Afin de mettre un terme à ces lieux communs et offrir une vision moins anecdotique d’une mobilité que l’on croirait inspirée par Pierre Daninos, l’Ipsos, avec le soutien de la Banque transatlantique, a sondé en 2014 les Français quant à leur perception de l’expatriation, puis en 2015 sur le lien et la relation que ceux qui résident à l’étranger continuent à entretenir avec la France.

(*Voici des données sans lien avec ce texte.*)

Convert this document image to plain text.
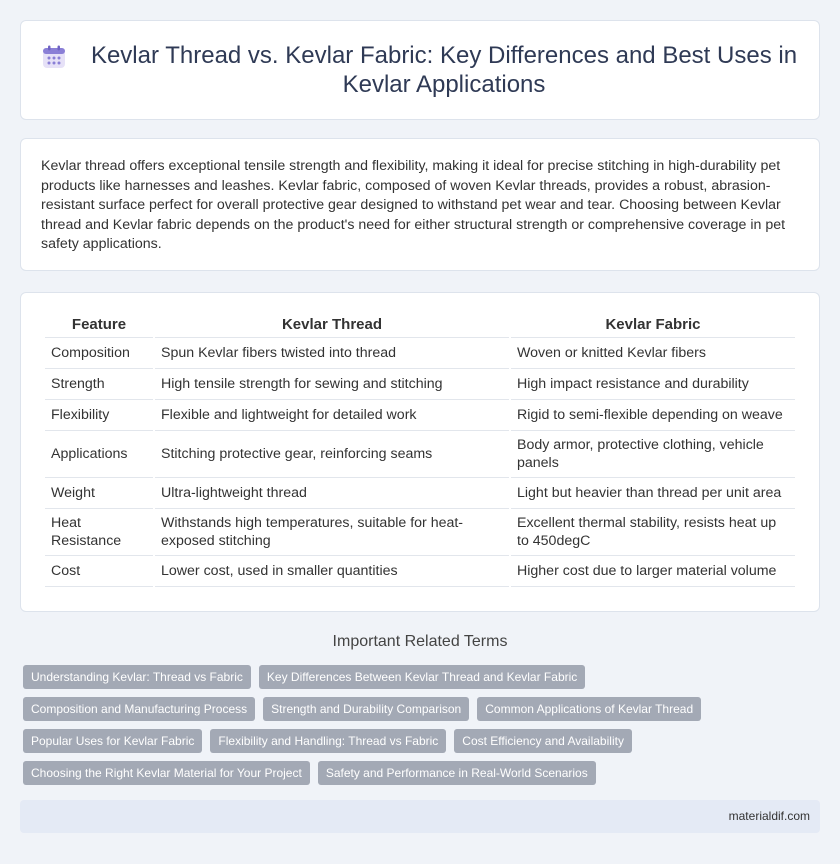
Kevlar Thread vs. Kevlar Fabric: Key Differences and Best Uses in Kevlar Applications

Kevlar thread offers exceptional tensile strength and flexibility, making it ideal for precise stitching in high-durability pet products like harnesses and leashes. Kevlar fabric, composed of woven Kevlar threads, provides a robust, abrasion-resistant surface perfect for overall protective gear designed to withstand pet wear and tear. Choosing between Kevlar thread and Kevlar fabric depends on the product's need for either structural strength or comprehensive coverage in pet safety applications.

Feature	Kevlar Thread	Kevlar Fabric
Composition	Spun Kevlar fibers twisted into thread	Woven or knitted Kevlar fibers
Strength	High tensile strength for sewing and stitching	High impact resistance and durability
Flexibility	Flexible and lightweight for detailed work	Rigid to semi-flexible depending on weave
Applications	Stitching protective gear, reinforcing seams	Body armor, protective clothing, vehicle panels
Weight	Ultra-lightweight thread	Light but heavier than thread per unit area
Heat Resistance	Withstands high temperatures, suitable for heat-exposed stitching	Excellent thermal stability, resists heat up to 450degC
Cost	Lower cost, used in smaller quantities	Higher cost due to larger material volume
Important Related Terms
Understanding Kevlar: Thread vs Fabric	Key Differences Between Kevlar Thread and Kevlar Fabric
Composition and Manufacturing Process	Strength and Durability Comparison	Common Applications of Kevlar Thread
Popular Uses for Kevlar Fabric	Flexibility and Handling: Thread vs Fabric	Cost Efficiency and Availability
Choosing the Right Kevlar Material for Your Project	Safety and Performance in Real-World Scenarios
materialdif.com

Même si l’on sait depuis Galbraith que les statistiques sont le superlatif du mensonge, ces sondages nous apprennent que les Français de l’Hexagone non seulement connaissent majoritairement la taille de notre diaspora à l’étranger et le nombre croissant de ceux qui y résident mais pensent également qu’ils sont partis avant tout pour des raisons économiques et fiscales. 92% d’entre eux admettent même avoir une bonne opinion de ceux qui partent. C’est ce qui explique que 72% prévoient de s’installer à l’étranger pendant un temps plus ou moins long, 44% des plus de 45 ans se montrant même prêts à partir avant dix ans tandis que 89% des répondants au sondage expriment le désir de vivre leur retraite à l’étranger (44%) ou vouloir y résider pour s’ouvrir à d’autres cultures (54%) ! Cette France curieuse, ouverte, désireuse d’aller vers l’autre n’est pas celle que les médias et les responsables politiques de droite ou d’extrême droite nous renvoient.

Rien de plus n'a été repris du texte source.